If you made it to this page, we probably don’t need to convince you of backcountry skiing’s rewards—no lift lines or tickets or crowds, and plenty of solitude and raw winter wilderness. Plus the satisfaction of earning your turns.
Whether you’re making the switch from resort skiing or just starting fresh, you’ll need to get equipped for the backcountry. That means avalanche safety gear (and know-how), of course, and the right skis, boots, and bindings.
Backcountry skis, commonly known as alpine touring (AT) skis, let you free your heels for skinning, and lock them down for skiing. If you’re already comfortable downhill skiing at resorts, this is the way to go (the alternative is telemark skis, which require learning a new technique). But AT skis are not all the same. Here's how to choose the best ones for you.
In this guide, you'll learn about:
- Questions to Ask Yourself
- Types of AT Skis
Questions to Ask Yourself
Before you shop for AT skis, ask yourself a few questions to narrow down the choices and find the right pair for you.
What is my skiing ability?
Remember, there’s no ski patrol in the backcountry. Be honest with yourself about your ability level and goals when selecting a pair of AT skis. Are you an advanced skier who likes speed and steeps, and can handle skis to match? Do you prefer intermediate terrain and making a lot of turns?

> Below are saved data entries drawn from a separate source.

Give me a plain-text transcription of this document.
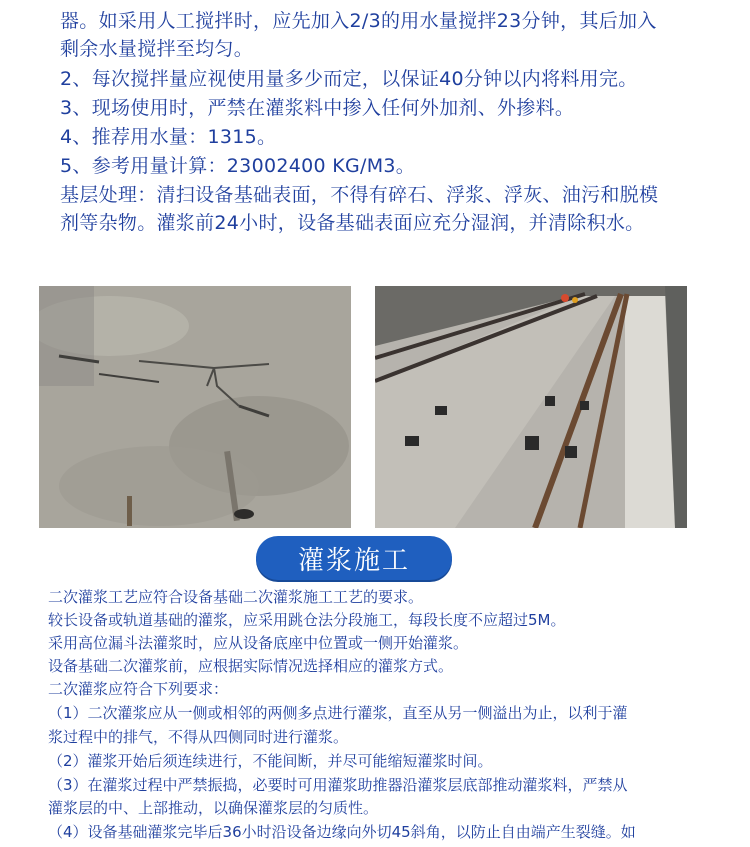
器。如采用人工搅拌时，应先加入2/3的用水量搅拌23分钟，其后加入
剩余水量搅拌至均匀。
2、每次搅拌量应视使用量多少而定，以保证40分钟以内将料用完。
3、现场使用时，严禁在灌浆料中掺入任何外加剂、外掺料。
4、推荐用水量：1315。
5、参考用量计算：23002400 KG/M3。
基层处理：清扫设备基础表面，不得有碎石、浮浆、浮灰、油污和脱模
剂等杂物。灌浆前24小时，设备基础表面应充分湿润，并清除积水。
灌浆施工
二次灌浆工艺应符合设备基础二次灌浆施工工艺的要求。
较长设备或轨道基础的灌浆，应采用跳仓法分段施工，每段长度不应超过5M。
采用高位漏斗法灌浆时，应从设备底座中位置或一侧开始灌浆。
设备基础二次灌浆前，应根据实际情况选择相应的灌浆方式。
二次灌浆应符合下列要求：
（1）二次灌浆应从一侧或相邻的两侧多点进行灌浆，直至从另一侧溢出为止，以利于灌
浆过程中的排气，不得从四侧同时进行灌浆。
（2）灌浆开始后须连续进行，不能间断，并尽可能缩短灌浆时间。
（3）在灌浆过程中严禁振捣，必要时可用灌浆助推器沿灌浆层底部推动灌浆料，严禁从
灌浆层的中、上部推动，以确保灌浆层的匀质性。
（4）设备基础灌浆完毕后36小时沿设备边缘向外切45斜角，以防止自由端产生裂缝。如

Like downhill skis, your ability level and skiing style will determine the shape of the ideal AT ski for you.
What snow conditions am I hoping to ski?
Backcountry snow conditions can be variable, to say the least. Are you only going into the backcountry on powder days? (Fine, but you won’t ski very much!) Do you hope to ski all winter over a range of conditions and elevations? Or are you a spring skier looking for corn?
Where and how do I plan to use AT gear?
AT skis are made to climb and descend, but where and how you use them will affect the style of your ideal ski. Are you hoping to ski the resort and the backcountry with one pair? Do you like steep slopes or low-angle glades? Do you want to go for long tours deep into the wilderness or short quick sidecountry trips? The weight of the ski will make a big difference when uphilling.